Electromagnetically induced transparency and nonlinear pulse propagation in a combined tripod and $\Lambda$ atom-light coupling scheme

TL;DR

This paper explores a complex five-level atomic system combining tripod and Lambda configurations, demonstrating the formation of dark states, EIT, slow light, and stable optical solitons through nonlinear pulse propagation analysis.

Contribution

It introduces a novel combined tripod and Lambda atom-light coupling scheme enabling control over EIT and absorption, and shows the possibility of stable soliton generation.

Findings

Dark states can be formed in the combined scheme.

The system can transition between EIT and absorption.

Stable slow light solitons can be generated.

Abstract

We consider propagation of a probe pulse in an atomic medium characterized by a combined tripod and Lambda ($\Lambda$) atom-light coupling scheme.
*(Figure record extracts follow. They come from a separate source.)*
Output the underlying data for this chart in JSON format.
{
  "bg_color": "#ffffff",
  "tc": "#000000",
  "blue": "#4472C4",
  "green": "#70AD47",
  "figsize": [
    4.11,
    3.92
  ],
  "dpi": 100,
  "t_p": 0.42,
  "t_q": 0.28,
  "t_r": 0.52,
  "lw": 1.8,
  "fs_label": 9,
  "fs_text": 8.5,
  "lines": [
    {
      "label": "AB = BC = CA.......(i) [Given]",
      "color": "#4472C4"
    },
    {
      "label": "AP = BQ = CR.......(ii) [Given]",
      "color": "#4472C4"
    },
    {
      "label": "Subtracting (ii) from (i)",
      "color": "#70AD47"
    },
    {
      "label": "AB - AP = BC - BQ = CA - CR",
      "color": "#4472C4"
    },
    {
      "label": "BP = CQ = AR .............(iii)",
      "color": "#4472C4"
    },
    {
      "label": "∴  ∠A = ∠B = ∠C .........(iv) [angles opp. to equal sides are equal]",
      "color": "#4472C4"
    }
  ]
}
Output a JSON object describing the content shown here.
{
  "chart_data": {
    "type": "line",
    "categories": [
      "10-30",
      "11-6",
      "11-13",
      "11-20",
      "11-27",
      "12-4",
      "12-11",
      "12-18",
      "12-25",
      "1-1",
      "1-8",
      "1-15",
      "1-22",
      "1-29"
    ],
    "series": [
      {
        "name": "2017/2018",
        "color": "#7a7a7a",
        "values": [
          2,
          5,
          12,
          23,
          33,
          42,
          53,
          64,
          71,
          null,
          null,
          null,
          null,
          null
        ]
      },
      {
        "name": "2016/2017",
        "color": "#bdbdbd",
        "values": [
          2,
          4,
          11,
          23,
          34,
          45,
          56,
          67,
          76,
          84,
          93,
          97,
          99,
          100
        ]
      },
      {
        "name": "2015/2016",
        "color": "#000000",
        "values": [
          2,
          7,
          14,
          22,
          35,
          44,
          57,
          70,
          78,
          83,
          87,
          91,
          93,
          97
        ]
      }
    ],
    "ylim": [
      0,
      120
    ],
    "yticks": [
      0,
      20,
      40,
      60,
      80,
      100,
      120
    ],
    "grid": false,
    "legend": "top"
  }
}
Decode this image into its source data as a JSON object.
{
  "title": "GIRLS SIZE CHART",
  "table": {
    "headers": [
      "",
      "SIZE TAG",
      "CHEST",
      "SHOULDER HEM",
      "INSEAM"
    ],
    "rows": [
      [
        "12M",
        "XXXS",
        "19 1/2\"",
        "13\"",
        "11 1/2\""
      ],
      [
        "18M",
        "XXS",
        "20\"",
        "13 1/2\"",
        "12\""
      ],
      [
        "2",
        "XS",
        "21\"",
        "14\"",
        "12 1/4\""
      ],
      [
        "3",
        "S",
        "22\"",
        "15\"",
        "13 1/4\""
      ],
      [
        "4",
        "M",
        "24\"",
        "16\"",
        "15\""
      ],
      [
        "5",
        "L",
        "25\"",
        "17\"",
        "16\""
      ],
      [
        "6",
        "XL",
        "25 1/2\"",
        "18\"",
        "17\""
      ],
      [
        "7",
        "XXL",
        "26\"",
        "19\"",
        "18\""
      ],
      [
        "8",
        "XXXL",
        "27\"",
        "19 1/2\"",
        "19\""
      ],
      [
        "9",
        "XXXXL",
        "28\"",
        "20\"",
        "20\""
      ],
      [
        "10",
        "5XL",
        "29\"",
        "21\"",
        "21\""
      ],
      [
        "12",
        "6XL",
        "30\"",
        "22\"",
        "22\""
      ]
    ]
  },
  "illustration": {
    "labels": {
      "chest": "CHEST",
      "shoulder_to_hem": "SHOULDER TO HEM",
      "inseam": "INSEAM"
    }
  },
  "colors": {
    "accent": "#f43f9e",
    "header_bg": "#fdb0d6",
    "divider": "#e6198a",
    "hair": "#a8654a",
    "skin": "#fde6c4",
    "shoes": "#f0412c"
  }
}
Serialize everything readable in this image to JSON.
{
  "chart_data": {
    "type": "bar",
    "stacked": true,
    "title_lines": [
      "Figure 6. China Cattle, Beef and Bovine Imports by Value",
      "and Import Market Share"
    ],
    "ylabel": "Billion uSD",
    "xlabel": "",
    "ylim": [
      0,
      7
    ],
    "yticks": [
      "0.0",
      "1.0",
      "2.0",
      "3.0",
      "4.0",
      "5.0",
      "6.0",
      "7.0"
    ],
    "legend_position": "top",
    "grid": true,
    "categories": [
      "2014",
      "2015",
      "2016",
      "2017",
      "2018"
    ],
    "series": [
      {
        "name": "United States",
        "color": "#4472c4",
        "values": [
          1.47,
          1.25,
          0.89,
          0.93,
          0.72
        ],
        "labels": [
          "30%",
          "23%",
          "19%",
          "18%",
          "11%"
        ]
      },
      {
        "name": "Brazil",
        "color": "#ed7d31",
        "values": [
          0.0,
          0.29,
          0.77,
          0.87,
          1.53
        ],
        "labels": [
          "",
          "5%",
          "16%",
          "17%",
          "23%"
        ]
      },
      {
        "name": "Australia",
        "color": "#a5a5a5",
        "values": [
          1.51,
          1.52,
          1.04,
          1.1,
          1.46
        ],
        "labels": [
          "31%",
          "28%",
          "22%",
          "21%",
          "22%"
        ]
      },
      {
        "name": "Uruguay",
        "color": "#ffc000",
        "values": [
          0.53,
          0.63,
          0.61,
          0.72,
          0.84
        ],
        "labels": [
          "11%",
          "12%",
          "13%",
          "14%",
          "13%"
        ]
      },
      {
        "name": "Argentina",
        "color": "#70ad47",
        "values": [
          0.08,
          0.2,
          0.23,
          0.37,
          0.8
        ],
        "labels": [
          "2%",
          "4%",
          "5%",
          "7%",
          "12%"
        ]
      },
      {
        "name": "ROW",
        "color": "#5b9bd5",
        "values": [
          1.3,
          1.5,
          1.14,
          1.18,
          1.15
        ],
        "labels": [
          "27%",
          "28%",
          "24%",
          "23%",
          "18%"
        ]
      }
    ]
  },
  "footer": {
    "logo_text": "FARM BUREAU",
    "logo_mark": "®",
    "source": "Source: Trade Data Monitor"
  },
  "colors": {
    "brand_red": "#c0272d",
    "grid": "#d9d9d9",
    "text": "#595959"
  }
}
The scheme involves three atomic ground states coupled to two excited states by five light fields. It is demonstrated that dark states can be formed for such an atom-light coupling. This is essential for formation of the electromagnetically induced transparency (EIT) and slow light. In the limiting cases the scheme reduces to conventional $\Lambda$- or $N$-type atom-light couplings providing the EIT or absorption, respectively. Thus the atomic system can experience a transition from the EIT to the absorption by changing the amplitudes or phases of control lasers. Subsequently the scheme is employed to analyze the nonlinear pulse propagation using the coupled Maxwell-Bloch equations. It is shown that generation of stable slow light optical solitons is possible in such a five-level combined tripod and $\Lambda$ atomic system.